Nyaman tanpa iklan. Langganan BisnisPro

HARGA KOMODITAS: Minyak WTI dan Brent Terus Merugi

Harga minyak memperpanjang kerugian curam sehari sebelumnya pada Rabu (Kamis pagi WIB), meskipun terjadi penurunan tak terduga dalam stok minyak mentah AS, di tengah bertahannya kekhawatiran tentang persediaan yang melimpah.
 Ilustrasi
Ilustrasi

Bisnis.com, NEW YORK - Harga minyak memperpanjang kerugian curam sehari sebelumnya pada Rabu (Kamis pagi WIB), meskipun terjadi penurunan tak terduga dalam stok minyak mentah AS, di tengah bertahannya kekhawatiran tentang persediaan yang melimpah.

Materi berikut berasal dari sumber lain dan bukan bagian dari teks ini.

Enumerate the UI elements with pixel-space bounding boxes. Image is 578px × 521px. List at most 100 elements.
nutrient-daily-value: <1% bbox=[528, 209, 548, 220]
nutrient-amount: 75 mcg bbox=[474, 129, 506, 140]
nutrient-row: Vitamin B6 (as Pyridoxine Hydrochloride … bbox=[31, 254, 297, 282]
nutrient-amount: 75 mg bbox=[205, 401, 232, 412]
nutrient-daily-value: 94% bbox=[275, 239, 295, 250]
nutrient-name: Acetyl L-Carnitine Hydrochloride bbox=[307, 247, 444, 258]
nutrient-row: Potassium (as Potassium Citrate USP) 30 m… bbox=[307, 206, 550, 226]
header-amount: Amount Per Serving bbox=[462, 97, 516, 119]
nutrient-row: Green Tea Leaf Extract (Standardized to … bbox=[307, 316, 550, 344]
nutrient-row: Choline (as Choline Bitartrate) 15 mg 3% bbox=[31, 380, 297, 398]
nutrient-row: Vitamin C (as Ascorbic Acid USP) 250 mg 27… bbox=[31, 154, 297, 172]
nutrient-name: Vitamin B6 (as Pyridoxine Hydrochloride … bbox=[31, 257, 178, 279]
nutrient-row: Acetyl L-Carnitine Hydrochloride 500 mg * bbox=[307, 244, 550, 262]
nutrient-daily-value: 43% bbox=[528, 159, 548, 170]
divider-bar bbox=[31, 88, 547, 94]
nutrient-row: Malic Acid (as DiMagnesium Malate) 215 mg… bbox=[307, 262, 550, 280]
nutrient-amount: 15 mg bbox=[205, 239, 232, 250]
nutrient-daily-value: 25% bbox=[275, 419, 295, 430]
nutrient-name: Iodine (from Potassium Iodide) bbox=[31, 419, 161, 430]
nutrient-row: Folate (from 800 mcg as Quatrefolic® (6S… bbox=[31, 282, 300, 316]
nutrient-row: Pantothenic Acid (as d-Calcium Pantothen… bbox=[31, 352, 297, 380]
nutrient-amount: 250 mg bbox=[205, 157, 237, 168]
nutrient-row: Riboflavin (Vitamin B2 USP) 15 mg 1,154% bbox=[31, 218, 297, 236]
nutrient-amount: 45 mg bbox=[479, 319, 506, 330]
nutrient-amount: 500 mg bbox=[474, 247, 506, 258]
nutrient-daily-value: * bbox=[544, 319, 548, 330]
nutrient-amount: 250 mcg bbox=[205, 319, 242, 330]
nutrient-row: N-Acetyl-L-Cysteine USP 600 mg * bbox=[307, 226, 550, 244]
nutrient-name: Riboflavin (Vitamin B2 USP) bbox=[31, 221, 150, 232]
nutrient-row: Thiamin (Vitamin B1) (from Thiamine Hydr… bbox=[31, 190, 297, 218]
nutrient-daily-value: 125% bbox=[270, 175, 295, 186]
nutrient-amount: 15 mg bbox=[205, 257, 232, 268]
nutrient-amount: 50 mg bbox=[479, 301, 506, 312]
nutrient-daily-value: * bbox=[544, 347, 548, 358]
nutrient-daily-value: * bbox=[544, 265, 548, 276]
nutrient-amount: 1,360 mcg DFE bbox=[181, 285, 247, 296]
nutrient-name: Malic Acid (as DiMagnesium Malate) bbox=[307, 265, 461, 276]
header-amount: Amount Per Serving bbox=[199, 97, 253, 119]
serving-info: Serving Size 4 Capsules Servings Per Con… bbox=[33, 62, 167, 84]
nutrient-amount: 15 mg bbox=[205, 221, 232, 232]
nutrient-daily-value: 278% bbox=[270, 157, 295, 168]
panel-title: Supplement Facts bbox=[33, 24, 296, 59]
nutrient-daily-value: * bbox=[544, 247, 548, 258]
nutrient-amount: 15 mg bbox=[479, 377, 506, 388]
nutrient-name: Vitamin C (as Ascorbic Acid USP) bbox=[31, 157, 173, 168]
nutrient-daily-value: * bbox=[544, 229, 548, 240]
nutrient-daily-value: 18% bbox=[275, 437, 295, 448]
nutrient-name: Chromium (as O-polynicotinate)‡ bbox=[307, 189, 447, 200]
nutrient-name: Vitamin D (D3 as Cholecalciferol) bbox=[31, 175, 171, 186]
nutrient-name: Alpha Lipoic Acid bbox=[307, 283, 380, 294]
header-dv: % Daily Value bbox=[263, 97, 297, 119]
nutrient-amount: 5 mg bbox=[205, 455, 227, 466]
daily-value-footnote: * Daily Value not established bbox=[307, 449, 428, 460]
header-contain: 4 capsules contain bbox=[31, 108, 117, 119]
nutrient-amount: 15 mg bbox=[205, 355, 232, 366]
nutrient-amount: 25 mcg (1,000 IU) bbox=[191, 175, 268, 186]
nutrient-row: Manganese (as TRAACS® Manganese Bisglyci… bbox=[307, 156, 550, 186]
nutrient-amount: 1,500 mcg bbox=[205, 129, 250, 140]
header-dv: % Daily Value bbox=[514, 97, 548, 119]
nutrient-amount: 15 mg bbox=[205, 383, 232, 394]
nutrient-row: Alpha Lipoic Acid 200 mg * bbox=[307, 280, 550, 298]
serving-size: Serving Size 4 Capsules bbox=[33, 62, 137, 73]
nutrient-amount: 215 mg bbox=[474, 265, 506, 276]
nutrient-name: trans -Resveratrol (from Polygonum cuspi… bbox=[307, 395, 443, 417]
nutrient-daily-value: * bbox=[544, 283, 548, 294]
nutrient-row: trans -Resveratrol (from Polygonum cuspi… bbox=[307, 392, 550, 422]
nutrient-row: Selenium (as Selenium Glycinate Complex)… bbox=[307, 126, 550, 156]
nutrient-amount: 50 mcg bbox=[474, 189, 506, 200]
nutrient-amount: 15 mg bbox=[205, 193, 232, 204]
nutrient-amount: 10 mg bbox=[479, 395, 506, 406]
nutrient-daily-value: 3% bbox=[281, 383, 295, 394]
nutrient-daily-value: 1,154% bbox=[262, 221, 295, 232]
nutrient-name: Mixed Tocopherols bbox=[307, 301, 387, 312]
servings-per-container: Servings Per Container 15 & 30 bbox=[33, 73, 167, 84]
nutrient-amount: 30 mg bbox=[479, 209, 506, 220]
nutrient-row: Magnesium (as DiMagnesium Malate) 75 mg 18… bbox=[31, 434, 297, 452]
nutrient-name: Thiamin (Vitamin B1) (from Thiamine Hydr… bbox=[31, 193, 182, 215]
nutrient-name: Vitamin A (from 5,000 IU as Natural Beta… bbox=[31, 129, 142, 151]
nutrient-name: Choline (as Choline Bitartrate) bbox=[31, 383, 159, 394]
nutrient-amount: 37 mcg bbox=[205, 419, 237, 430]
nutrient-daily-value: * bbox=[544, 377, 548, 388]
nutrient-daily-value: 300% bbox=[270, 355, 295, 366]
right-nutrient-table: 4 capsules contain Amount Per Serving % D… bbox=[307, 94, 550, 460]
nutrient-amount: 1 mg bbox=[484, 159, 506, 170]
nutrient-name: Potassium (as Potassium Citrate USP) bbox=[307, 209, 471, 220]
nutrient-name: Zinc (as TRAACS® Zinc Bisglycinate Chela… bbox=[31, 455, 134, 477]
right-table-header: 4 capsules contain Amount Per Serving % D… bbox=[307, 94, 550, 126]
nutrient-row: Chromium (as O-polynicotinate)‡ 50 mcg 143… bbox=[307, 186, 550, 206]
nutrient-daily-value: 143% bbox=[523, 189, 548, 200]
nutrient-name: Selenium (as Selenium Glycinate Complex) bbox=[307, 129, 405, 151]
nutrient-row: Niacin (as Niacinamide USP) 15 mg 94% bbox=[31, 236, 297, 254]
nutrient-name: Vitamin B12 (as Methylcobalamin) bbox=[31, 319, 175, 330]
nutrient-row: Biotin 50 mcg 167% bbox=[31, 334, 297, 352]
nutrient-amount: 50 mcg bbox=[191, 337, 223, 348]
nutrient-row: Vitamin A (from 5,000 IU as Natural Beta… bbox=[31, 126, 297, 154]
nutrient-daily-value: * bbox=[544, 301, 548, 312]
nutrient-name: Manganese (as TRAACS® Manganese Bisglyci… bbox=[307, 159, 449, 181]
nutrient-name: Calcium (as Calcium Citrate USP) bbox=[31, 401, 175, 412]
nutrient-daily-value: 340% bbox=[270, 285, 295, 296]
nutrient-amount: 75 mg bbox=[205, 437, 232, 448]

Patokan AS, minyak mentah light sweet atau West Texas Intermediate (WTI) untuk pengiriman November, turun US$51 sen menjadi ditutup pada US$90,73 per barel di New York Mercantile Exchange.

Minyak mentah Brent North Sea untuk pengiriman November, juga kehilangan US$51 sen menjadi menetap di US$94,16 dolar AS per barel di London, penutupan terendah sejak 29 Juni 2012.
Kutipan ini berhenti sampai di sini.